Фёдоров стоял на платформе, вертел в руках маленький билет с синими буквами и думал, что свирепая гарпия с ласковой фамилией продала ему пропуск в сказку или, наоборот, в реальность, швырнула, как кость, долгожданное приглашение в смерть или, наоборот, в жизнь, в любом случае, сама того не ведая, подписала вольную, равнодушной рукой открыла дверь пожизненного карцера, в котором кто-то за что-то его сгноил...

— Да нет же! — вдруг воскликнул Фёдоров, и толстые вокзальные голуби, лениво подскочив, отошли от него на пару метров.

«Причем тут вообще эта дура? Таня! Вот, кто дал мне свободу, поднес напоследок глоток живой воды. Как жаль, что я ее уже не увижу. Почему же все так поздно, почему?..»

Чтобы не опускаться в свой привычный мрак, он снова уставился в билет. И увидел дату: 21.06.

«Самый долгий день!» — невесело усмехнулся Фёдоров и вдруг заволновался: — «Увижу ли я незабудки?»

До Берендеева он не дотерпел. Выскочил на платформу безымянного километра. В ноздри ударил крепкий полевой дух. Электричка стихла, и Фёдорова окружило неподвижное стрекотание кузнечиков. Он спустился по раскрошенным ступенькам и, почти не касаясь земли, пошел среди спелого разнотравья.

Стало душно. На ходу он повесил шляпу на макушку березы-подростка. Скинул пиджак в широкие ладони лопухов. Галстук черной змеей остался лежать на узенькой тропинке. Фёдоров смеялся, и в расстегнутый ворот чистой рубахи текли потоки слез.

Запыхавшись, он остановился, вынул блокнот и легко начал письмо Тане.
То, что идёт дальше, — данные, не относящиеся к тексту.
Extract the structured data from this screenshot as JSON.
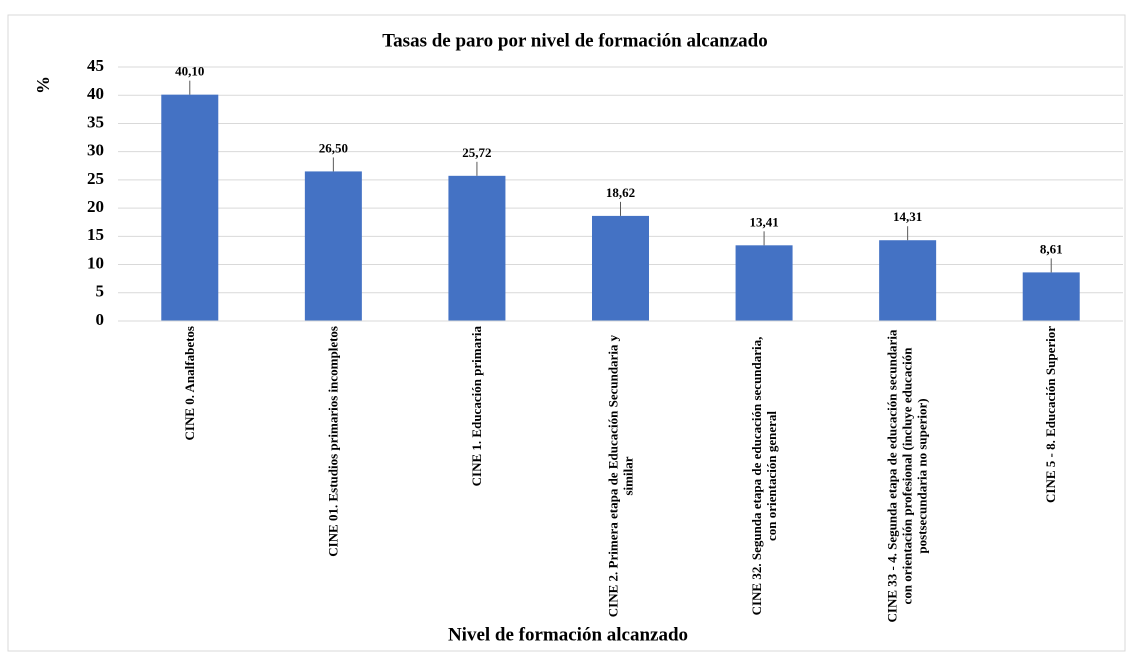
{
  "chart_data": {
    "type": "bar",
    "title": "Tasas de paro por nivel de formación alcanzado",
    "x_label": "Nivel de formación alcanzado",
    "y_label": "%",
    "categories": [
      "CINE 0.  Analfabetos",
      "CINE 01.  Estudios primarios incompletos",
      "CINE 1. Educación primaria",
      "CINE 2. Primera etapa de Educación Secundaria y similar",
      "CINE 32. Segunda etapa de educación secundaria, con orientación general",
      "CINE 33 - 4. Segunda etapa de educación secundaria con orientación profesional (incluye educación postsecundaria no superior)",
      "CINE 5 - 8. Educación Superior"
    ],
    "values": [
      40.1,
      26.5,
      25.72,
      18.62,
      13.41,
      14.31,
      8.61
    ],
    "value_labels": [
      "40,10",
      "26,50",
      "25,72",
      "18,62",
      "13,41",
      "14,31",
      "8,61"
    ],
    "color": "#4472c4",
    "ylim": [
      0,
      45
    ],
    "yticks": [
      0,
      5,
      10,
      15,
      20,
      25,
      30,
      35,
      40,
      45
    ],
    "grid": true
  }
}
«Душа моя, — писал Фёдоров, и солнце пекло его в лысое темя. — Я вижу жаворонка, он стоит в небе…»

Фёдоров ослабел, опустился на колени и глубоко-глубоко вздохнул. Огляделся по сторонам, подмигнул внимательным незабудкам и вывел кренящимися буквами еще одну строчку:

«Вот то, что никогда не умрет: цветы, лето, дорога в полях, голоса птиц…»
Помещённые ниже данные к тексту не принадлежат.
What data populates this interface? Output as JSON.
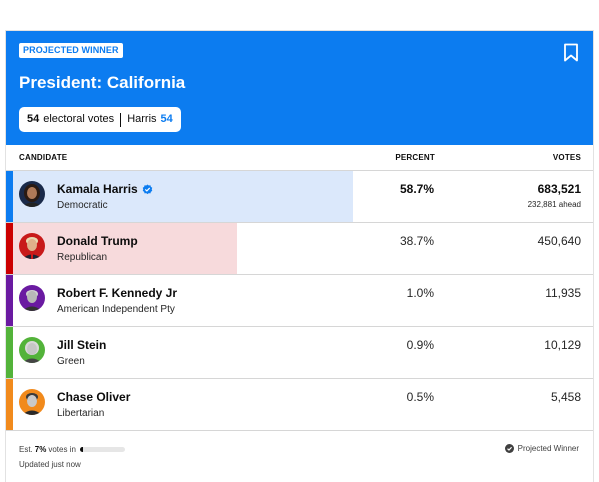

Фёдоров лег на спину. Письмо продолжалось, но он уже не мог его записать:

«В глубине солнечного дня живет спокойное торжество над смертью. Просто лежишь в траве и сквозь наклонившиеся к тебе ромашки смотришь, как меняются очертания облаков, как иногда отрывается от края маленький завиток и тихо растворяется в бездонном синем…»

 

Таня стояла у мостка через Ольховку и ждала гостей. Рядом вглядывалась в цветущую даль корова Марфа. Тане мнилось, что писатель Фёдоров тоже приедет ее поздравить, ведь она его пригласила и подробно объяснила, как добраться. Только вот — успело ли дойти письмо? Надо было раньше спохватиться!

По давней материнской привычке она стала тихонько напевать колыбельную — чтобы не волноваться.
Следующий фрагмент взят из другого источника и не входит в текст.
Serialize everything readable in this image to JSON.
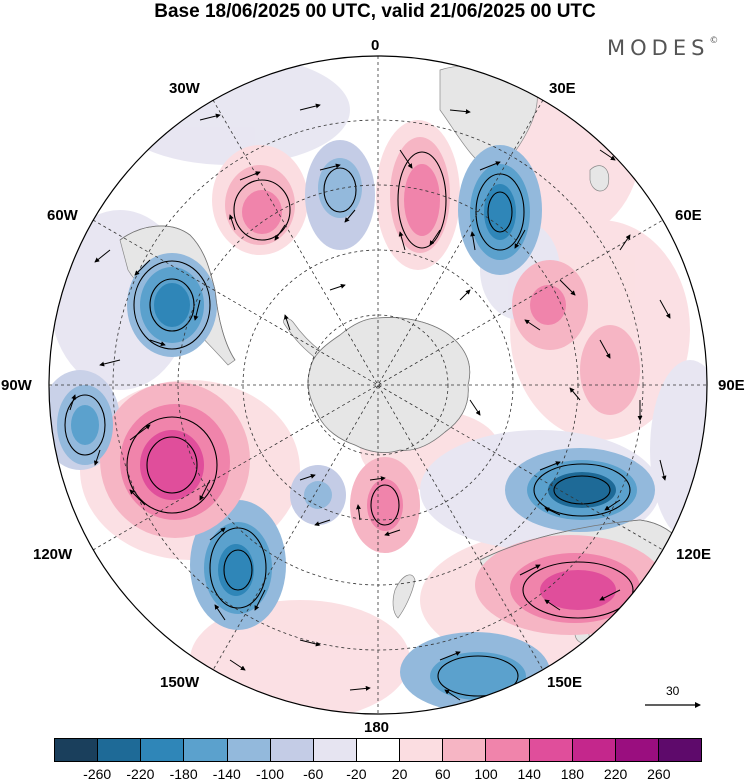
{
  "title": "Base 18/06/2025 00 UTC, valid 21/06/2025 00 UTC",
  "brand": "MODES",
  "brand_mark": "©",
  "projection": "south-polar-stereographic",
  "longitude_labels": {
    "lon_0": "0",
    "lon_30e": "30E",
    "lon_60e": "60E",
    "lon_90e": "90E",
    "lon_120e": "120E",
    "lon_150e": "150E",
    "lon_180": "180",
    "lon_150w": "150W",
    "lon_120w": "120W",
    "lon_90w": "90W",
    "lon_60w": "60W",
    "lon_30w": "30W"
  },
  "wind_reference": {
    "label": "30"
  },
  "colorbar": {
    "ticks": [
      "-260",
      "-220",
      "-180",
      "-140",
      "-100",
      "-60",
      "-20",
      "20",
      "60",
      "100",
      "140",
      "180",
      "220",
      "260"
    ],
    "colors": [
      "#1a3f5c",
      "#1e6a97",
      "#2f86b8",
      "#5ba1cd",
      "#93b9dc",
      "#c4cce6",
      "#e6e4f1",
      "#ffffff",
      "#fbdde1",
      "#f6b5c4",
      "#f084ab",
      "#e04e9b",
      "#c4278c",
      "#9a0e7f",
      "#5e0a6b"
    ]
  },
  "anomaly_features": [
    {
      "id": "neg-60w",
      "sign": "negative",
      "level": -200
    },
    {
      "id": "pos-30w",
      "sign": "positive",
      "level": 150
    },
    {
      "id": "neg-10w",
      "sign": "negative",
      "level": -110
    },
    {
      "id": "pos-5e",
      "sign": "positive",
      "level": 160
    },
    {
      "id": "neg-30e",
      "sign": "negative",
      "level": -200
    },
    {
      "id": "pos-60e",
      "sign": "positive",
      "level": 90
    },
    {
      "id": "pos-75e",
      "sign": "positive",
      "level": 100
    },
    {
      "id": "neg-105e",
      "sign": "negative",
      "level": -220
    },
    {
      "id": "pos-125e",
      "sign": "positive",
      "level": 180
    },
    {
      "id": "neg-150e",
      "sign": "negative",
      "level": -130
    },
    {
      "id": "pos-175e",
      "sign": "positive",
      "level": 150
    },
    {
      "id": "neg-140w",
      "sign": "negative",
      "level": -210
    },
    {
      "id": "pos-110w",
      "sign": "positive",
      "level": 190
    },
    {
      "id": "neg-95w",
      "sign": "negative",
      "level": -130
    }
  ]
}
На холме за рекой показалась белая панамка. Босые пятки Митяя уже стучали по нагретым доскам моста, когда над ромашками взошел праздничный розовый платок его прабабки Анфисы, младшей Таниной сестры. Несмотря на светлый — вместо обычного черного — головной убор, старуха все равно была похожа на боярыню Морозову.

Взявшись за руки, прибежали Мишка с Машкой — молодые родители Митяя, работавшие в школе на том берегу. Из Вешек прикатил на мопеде почтальон Портянкин, поросший непроходимой бородой.

— Ну, веди за стол, менинница, — милостиво приказала Анфиса. — Или еще кого поджидаешь?

Таня вздохнула и пошла в дом. Гости потянулись следом. Только Марфа осталась на берегу.

— Дорогая Таня… — начал нетерпеливый Митяй, не успев переступить порог.

— Какая она тебе Таня! — громыхнула клюкой Анфиса.

— А то кто ж? — весело заспорила Таня. — Не Татьяна же Михайловна! Я еще молодая!

Все дружно загалдели, соглашаясь, что Таня, правда, еще очень молода. В этот день ей исполнялось 80.

— Дорогая Таня, — перекрикивал общий гул Митяй. — Я хотел подарить тебе цветы. Но я знаю, что ты не любишь, когда их рвут и они умирают. Поэтому я нарисовал тебе цветов. Много-много, сколько влезло на Землю.

Митяй вытащил из панамки альбомный лист и развернул перед Таней. На рисунке была зеленая лужайка, похожая на купол. Зелени, правда, было совсем немного — почти все место занимали крупные, с кулак, незабудки. Над первым куполом громоздился второй — синий с белыми облаками, а над ним еще один: черный, в котором горели три огромные звезды.

— Это космос, — важно пояснил Митяй, и все засмеялись.